Parmi les transitions survenues en matière de santé domestique tout le long du XXe siècle et que les informateurs signalent comme étant les plus significatives, il convient de mentionner la hausse du niveau de vie qui entraîne l'amélioration des conditions d'hygiène, la diffusion de la culture médicale qui parvient à tous les foyers grâce aux médias et à l'accès aux prestations qu'offre le système public de santé.

Hygiène domestique et alimentaire

Les adductions d'eau courante et les réseaux d'assainissement qui ont été mis en place dans tous les villages du territoire étudié ont contribué à améliorer l'hygiène grâce à l'installation d'eau chaude, de toilettes et de salles de bain, progrès des plus significatifs dans la vie quotidienne pour prévenir de nombreuses maladies. De même, l'arrivée de l'électricité dans les zones rurales a débouché sur la prolifération des lave-linge, réfrigérateurs et autres appareils électroménagers qui contribuent à un bien-être bénéfique pour la santé. Le chauffage pour combattre le froid est un autre facteur positif qui évite de contracter des maladies.

La Sécurité Sociale

Avec la généralisation de la Sécurité Sociale, l'attention sanitaire et la médication ont ostensiblement progressé. D’un ou deux médecins généralistes, certaines localités sont passées au centre de soins comportant diverses spécialités : pédiatrie, laboratoire d'analyses, physiothérapie, etc. Les admissions à l'hôpital ou à la clinique, et surtout les accouchements hospitaliers, se sont généralisées. De nouvelles spécialisations (masseurs, hygiénistes...) sont apparues qui ont déplacé les moyens de traitement traditionnels. Aujourd'hui, il est courant de se rendre au centre médical pour tout problème de santé.

Médecine préventive

Par ailleurs, la médecine préventive est en plein essor, et nombreux sont ceux qui essaient de se maintenir en forme pour ne pas tomber malades.

Dans de nombreuses entreprises, les salariés font l'objet d'un examen médical annuel.

Les personnes âgées se font régulièrement mesurer la tension artérielle et le niveau de cholestérol.
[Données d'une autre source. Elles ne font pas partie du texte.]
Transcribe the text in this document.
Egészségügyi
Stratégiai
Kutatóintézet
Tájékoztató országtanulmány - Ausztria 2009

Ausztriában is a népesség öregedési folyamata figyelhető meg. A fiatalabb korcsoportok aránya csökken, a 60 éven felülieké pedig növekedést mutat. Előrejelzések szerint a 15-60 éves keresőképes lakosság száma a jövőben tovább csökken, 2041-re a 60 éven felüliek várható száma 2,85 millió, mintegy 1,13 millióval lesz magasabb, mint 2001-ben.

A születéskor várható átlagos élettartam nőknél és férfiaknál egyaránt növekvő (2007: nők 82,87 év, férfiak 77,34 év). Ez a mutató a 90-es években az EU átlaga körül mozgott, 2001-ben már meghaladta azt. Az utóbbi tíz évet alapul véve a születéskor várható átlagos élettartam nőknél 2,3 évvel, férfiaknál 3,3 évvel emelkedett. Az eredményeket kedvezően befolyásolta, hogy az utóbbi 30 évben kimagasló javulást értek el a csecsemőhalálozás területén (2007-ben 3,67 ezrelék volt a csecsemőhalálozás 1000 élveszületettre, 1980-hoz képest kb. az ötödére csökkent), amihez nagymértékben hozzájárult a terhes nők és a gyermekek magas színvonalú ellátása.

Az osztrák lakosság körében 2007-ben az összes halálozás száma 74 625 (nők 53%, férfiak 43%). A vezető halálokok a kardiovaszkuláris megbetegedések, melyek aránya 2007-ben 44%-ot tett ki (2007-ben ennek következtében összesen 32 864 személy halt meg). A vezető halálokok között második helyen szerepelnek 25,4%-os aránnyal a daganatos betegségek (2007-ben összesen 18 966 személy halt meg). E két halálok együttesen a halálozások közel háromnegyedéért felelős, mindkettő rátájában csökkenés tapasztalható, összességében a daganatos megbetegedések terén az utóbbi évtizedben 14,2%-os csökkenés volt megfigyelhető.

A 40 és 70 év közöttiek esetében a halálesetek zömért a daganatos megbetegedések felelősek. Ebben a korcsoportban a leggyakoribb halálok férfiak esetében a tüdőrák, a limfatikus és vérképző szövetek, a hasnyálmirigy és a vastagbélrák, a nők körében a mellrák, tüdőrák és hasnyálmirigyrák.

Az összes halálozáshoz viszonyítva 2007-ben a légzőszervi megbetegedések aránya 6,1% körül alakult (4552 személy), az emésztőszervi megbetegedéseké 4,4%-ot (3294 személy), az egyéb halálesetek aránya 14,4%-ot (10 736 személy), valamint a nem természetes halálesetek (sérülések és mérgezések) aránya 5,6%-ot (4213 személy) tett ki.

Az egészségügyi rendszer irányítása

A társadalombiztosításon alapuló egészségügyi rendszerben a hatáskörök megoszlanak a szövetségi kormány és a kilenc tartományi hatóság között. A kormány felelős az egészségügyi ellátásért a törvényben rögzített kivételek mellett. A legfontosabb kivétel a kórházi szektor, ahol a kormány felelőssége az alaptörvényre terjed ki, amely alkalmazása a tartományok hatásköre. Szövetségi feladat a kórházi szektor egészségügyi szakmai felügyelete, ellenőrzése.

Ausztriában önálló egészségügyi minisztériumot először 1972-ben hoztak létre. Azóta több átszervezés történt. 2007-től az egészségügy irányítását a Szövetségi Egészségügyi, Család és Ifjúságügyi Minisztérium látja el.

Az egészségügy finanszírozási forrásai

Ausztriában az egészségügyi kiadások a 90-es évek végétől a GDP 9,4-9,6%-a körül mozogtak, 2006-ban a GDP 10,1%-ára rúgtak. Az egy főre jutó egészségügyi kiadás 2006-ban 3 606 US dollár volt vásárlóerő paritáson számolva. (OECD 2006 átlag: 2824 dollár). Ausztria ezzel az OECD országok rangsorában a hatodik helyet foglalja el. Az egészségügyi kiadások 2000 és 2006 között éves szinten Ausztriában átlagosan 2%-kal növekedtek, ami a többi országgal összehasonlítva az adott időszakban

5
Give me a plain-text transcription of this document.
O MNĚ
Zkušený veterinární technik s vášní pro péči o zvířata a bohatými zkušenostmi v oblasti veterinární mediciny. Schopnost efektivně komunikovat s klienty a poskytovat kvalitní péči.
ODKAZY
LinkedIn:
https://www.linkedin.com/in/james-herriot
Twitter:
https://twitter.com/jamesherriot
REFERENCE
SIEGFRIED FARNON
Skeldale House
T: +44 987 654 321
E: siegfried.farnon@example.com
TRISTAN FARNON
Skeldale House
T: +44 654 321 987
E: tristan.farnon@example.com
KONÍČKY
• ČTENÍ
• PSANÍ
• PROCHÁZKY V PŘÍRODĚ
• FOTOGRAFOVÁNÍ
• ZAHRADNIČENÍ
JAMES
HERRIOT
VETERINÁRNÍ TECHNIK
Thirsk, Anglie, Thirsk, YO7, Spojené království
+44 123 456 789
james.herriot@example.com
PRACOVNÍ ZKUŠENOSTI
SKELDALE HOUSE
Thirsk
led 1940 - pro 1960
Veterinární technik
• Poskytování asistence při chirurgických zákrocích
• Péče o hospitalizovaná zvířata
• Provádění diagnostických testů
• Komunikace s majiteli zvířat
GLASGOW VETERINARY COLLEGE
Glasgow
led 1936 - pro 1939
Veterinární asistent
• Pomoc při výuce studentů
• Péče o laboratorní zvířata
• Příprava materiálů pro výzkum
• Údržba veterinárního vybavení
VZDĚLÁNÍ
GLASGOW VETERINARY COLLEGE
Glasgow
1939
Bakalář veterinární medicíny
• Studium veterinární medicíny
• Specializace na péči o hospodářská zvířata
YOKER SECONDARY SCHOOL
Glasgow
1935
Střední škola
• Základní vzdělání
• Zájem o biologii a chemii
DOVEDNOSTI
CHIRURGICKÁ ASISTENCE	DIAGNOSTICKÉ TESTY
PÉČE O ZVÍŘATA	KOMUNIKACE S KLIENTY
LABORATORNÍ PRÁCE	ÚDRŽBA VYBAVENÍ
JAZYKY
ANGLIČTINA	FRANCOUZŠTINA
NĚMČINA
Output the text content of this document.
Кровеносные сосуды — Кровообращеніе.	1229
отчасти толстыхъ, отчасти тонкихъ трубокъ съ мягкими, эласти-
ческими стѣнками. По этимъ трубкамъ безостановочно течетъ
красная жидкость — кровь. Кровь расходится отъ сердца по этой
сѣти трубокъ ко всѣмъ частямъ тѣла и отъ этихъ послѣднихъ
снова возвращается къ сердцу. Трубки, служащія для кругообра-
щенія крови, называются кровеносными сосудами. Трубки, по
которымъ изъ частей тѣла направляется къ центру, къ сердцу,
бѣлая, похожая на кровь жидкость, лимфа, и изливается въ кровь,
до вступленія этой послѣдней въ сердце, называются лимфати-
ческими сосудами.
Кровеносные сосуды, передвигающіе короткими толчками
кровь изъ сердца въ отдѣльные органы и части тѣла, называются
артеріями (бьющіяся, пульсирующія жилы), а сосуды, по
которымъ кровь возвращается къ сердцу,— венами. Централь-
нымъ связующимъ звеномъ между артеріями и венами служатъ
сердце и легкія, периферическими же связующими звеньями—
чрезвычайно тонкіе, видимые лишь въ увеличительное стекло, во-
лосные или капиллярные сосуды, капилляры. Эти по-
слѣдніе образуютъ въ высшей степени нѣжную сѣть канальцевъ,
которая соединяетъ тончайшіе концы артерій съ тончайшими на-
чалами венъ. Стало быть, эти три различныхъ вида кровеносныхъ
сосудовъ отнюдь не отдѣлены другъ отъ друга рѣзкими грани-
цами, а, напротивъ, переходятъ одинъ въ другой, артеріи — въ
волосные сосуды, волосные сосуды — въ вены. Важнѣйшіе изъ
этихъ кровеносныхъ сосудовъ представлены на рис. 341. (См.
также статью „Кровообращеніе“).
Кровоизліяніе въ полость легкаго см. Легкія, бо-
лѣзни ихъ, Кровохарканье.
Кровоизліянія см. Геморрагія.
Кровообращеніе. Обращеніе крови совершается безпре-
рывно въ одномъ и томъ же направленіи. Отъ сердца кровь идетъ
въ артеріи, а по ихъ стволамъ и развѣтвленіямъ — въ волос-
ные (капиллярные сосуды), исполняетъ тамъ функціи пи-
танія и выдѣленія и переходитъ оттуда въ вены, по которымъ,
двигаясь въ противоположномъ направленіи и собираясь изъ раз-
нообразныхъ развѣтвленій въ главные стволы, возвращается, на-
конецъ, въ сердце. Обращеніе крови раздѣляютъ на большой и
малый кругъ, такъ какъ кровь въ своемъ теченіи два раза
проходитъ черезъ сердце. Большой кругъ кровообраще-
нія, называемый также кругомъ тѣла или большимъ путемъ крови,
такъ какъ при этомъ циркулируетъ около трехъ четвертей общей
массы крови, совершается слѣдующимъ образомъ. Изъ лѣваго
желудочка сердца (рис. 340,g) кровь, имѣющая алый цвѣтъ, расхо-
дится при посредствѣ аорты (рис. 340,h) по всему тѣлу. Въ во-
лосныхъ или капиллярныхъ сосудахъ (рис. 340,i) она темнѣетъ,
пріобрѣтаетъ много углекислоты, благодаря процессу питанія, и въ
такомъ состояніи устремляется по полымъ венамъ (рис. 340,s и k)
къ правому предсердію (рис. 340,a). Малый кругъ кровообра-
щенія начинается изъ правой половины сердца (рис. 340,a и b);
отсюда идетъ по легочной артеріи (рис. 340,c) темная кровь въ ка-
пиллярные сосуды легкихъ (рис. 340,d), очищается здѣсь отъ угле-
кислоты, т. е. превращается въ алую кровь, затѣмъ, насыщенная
De même, elles participent aux campagnes de vaccination antigrippale au début de la période hivernale et les femmes se soumettent aux campagnes de prévention du cancer du sein qu'organise le système public de santé. Les enfants reçoivent les vaccins recommandés par le pédiatre et les gens vont voir le spécialiste correspondant dès qu'une lésion ou une malformation est décelée.


  1. Ce nom est dû à son caractère fulminant ; en effet Miserere (Aie pitié) est le mot initial du psaume 50 qui était chanté aux enterrements, autrement dit, pendant la conduite du cadavre à l'église.